15 March 2026·3 min read
Sesame Oil in Indian Cooking — A Guide to Using It Right

Sesame (Sesamum indicum) is one of India's oldest cultivated plants — grown here for over 5,000 years. Sesame oil (til ka tel) appears in Ayurvedic texts as a therapeutic oil, and it remains one of the most used cooking fats in South Indian, Rajasthani, and certain Maharashtrian cuisines.

The confusion begins with an important distinction: there are two fundamentally different sesame oils.

Light Sesame Oil (Cold-Pressed)

Light sesame oil is pressed from raw, unroasted sesame seeds. The colour is pale golden, the flavour is mild with a light nutty note, and the aroma is subtle. This is the sesame oil used for cooking in quantity — for tempering, for sautéing, for pickles.

Cold-pressed light sesame oil is one of the more nutritionally interesting cooking oils: it contains sesamol and sesamin, naturally occurring lignans with antioxidant properties that also extend the oil's shelf life. Sesame oil is among the most oxidation-resistant of the common cold-pressed oils precisely because of these compounds.

Dark Sesame Oil (Toasted/Roasted)

Dark sesame oil is pressed or extracted from roasted sesame seeds. The colour ranges from amber to deep brown; the flavour is intense — concentrated, almost smoky sesame. This is a finishing oil, not a cooking oil.

Dark sesame oil is used in Korean, Chinese, and Japanese cuisine primarily as a flavour addition (it's what gives many Chinese dishes their characteristic aroma). In Indian cooking, it's less traditional but increasingly used as a finishing drizzle.

Do not cook with dark sesame oil.
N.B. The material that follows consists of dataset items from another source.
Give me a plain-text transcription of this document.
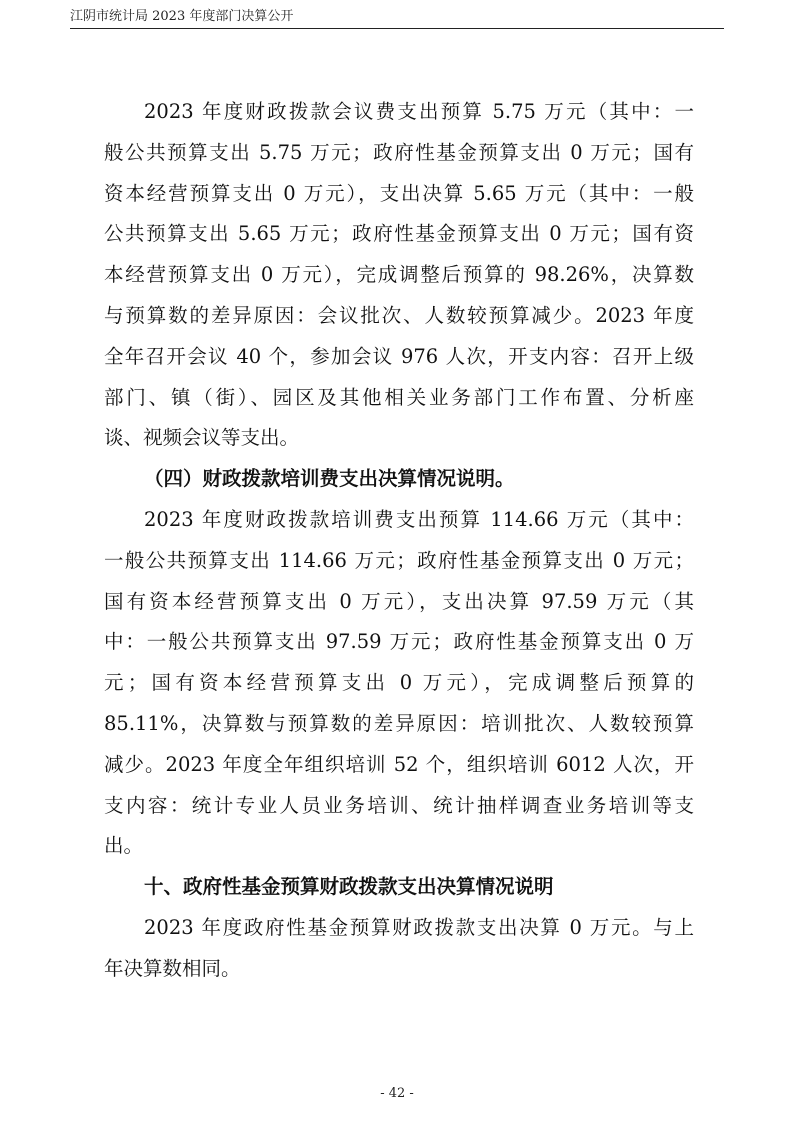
江阴市统计局 2023 年度部门决算公开
2023 年度财政拨款会议费支出预算 5.75 万元（其中：一
般公共预算支出 5.75 万元；政府性基金预算支出 0 万元；国有
资本经营预算支出 0 万元），支出决算 5.65 万元（其中：一般
公共预算支出 5.65 万元；政府性基金预算支出 0 万元；国有资
本经营预算支出 0 万元），完成调整后预算的 98.26%，决算数
与预算数的差异原因：会议批次、人数较预算减少。2023 年度
全年召开会议 40 个，参加会议 976 人次，开支内容：召开上级
部门、镇（街）、园区及其他相关业务部门工作布置、分析座
谈、视频会议等支出。
（四）财政拨款培训费支出决算情况说明。
2023 年度财政拨款培训费支出预算 114.66 万元（其中：
一般公共预算支出 114.66 万元；政府性基金预算支出 0 万元；
国有资本经营预算支出 0 万元），支出决算 97.59 万元（其
中：一般公共预算支出 97.59 万元；政府性基金预算支出 0 万
元；国有资本经营预算支出 0 万元），完成调整后预算的
85.11%，决算数与预算数的差异原因：培训批次、人数较预算
减少。2023 年度全年组织培训 52 个，组织培训 6012 人次，开
支内容：统计专业人员业务培训、统计抽样调查业务培训等支
出。
十、政府性基金预算财政拨款支出决算情况说明
2023 年度政府性基金预算财政拨款支出决算 0 万元。与上
年决算数相同。
- 42 -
The roasted compounds that give it its flavour are also heat-sensitive and degrade at cooking temperatures, producing off-flavours and losing the point of using it.

Traditional Uses in Indian Cooking

Rajasthani and Haryanvi cuisine uses sesame oil as the primary cooking fat — it handles the high heat of traditional cooking and pairs well with the robust spicing of the region.

South Indian cooking uses gingelly oil (another name for cold-pressed sesame oil) for tempering, marinades, and rice preparations. The light, nutty flavour complements tamarind, coconut, and curry leaf.

Pickles (achar): sesame oil is the traditional preserving oil for many pickle recipes because its natural antioxidant compounds help prevent rancidity. A well-made pickle in sesame oil will last for months or years.

Ayurvedic oil pulling and massage: sesame oil is the base oil in most traditional Ayurvedic therapies. Its composition is considered warming and penetrating in classical Ayurvedic theory.

Buying and Storing

For cooking, you want cold-pressed light sesame oil — pale coloured, mild aroma. For a finishing drizzle on soups or dal, a small bottle of dark sesame oil is useful.

Sesame oil is one of the more shelf-stable cold-pressed oils due to its natural antioxidants, but it still benefits from storage in a cool, dark place. In warm Indian climates, keeping an opened bottle in the refrigerator extends its life.